Soon my things arrived from Venice. The Erard had been obliged to cross the Alps again when the snow was on the ground. When it was set up in my spacious drawing-room, I said to myself that all this trouble and expense had been incurred to enable me at last to complete the third act of Tristan und Isolde. There were times when this seemed to me to be an extravagant ambition; for the difficulties in the way of finishing my work seemed to make it impossible. I compared myself to Leto who, in order to find a place in which to give birth to Apollo and Artemis, was hunted about the world and could find no resting-place until Poseidon, taking compassion on her, caused the island of Delos to rise from the sea.

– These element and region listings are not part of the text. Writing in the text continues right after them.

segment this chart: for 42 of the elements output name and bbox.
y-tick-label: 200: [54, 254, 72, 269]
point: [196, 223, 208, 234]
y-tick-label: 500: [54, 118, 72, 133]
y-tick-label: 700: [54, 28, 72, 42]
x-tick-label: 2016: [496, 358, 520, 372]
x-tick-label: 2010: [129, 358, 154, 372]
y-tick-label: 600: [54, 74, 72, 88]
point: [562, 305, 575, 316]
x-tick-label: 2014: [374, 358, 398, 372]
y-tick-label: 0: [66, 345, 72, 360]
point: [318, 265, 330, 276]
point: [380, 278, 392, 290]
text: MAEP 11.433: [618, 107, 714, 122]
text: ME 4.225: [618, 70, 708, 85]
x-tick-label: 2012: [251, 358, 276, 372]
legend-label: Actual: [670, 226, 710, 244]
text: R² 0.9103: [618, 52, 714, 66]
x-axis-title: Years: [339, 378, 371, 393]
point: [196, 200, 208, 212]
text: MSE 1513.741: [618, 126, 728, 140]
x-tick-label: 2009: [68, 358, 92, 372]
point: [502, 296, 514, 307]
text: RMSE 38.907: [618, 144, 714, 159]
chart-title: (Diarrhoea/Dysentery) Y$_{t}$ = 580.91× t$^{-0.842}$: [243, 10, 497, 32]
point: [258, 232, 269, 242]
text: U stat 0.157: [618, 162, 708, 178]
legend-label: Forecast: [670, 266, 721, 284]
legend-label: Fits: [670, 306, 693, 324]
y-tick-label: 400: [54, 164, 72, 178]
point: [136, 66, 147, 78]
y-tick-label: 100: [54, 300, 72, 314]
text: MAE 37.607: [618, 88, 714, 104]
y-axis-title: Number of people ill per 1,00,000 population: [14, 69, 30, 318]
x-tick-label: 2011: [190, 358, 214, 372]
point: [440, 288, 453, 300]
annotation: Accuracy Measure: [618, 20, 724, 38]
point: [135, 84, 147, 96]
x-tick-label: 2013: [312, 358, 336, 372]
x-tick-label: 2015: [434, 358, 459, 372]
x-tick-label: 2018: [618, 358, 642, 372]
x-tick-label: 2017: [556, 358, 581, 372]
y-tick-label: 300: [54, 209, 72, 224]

I wished to regard Lucerne as this Delos. But the terrible influence of the weather, which was intensely cold and continuously wet, weighed upon my spirits in a most unfriendly fashion until the end of May. As such great sacrifice had been made to find this new place of refuge, I thought every day had been uselessly frittered away which had not contributed something to my work of composing. For the greater part of my third act I was occupied with a subject sad beyond words; it came to such a pass that it is only with a shudder that I can recall the first few months of this emigration to Lucerne.

A few days after my arrival I had already visited the Wesendoncks in Zurich. Our meeting was melancholy, but in no way embarrassed. I spent some days in my friends' house, where I saw my old Zurich acquaintances again, and felt as though I were passing from one dream to another. In fact, everything assumed an air of unsubstantiality for me. Several times in the course of my stay in Lucerne I repeated this visit, which was twice returned to me, once on the occasion of my birthday.

Besides the work on which I was now somewhat gloriously engaged, I was also heavy with cares about keeping myself and my wife alive. Of my own accord and out of necessary respect for the circumstances in which my friends the Ritters were placed, I had already in Venice felt myself for the future obliged to decline their voluntary support. I was beginning to exhaust the little that I could contrive to extract with difficulty from those of my operas which up to this period it had been possible to produce. It was settled that I should take up the Nibelungen work when Tristan was finished, and I thought it my duty to find out some way of making my future existence easier. This Nibelungen work spurred me to the attempt. The Grand Duke of Weimar still kept up his interest in it, to judge from the communications I had received from him during the previous year. I therefore wrote to Liszt and repeated my request that he would make a serious proposal to the Grand Duke to buy the copyright of the work and arrange for its publication, with the right of disposing of it to a publisher on his own terms. I enclosed my former negotiations with Hartel, which had been broken off, and which were now intended to serve as a fair basis for what may be called the business arrangement that Liszt was to enter into with the Grand Duke. Liszt soon gave me an embarrassed hint that his Royal Highness was not really keen on it. This was quite enough for me.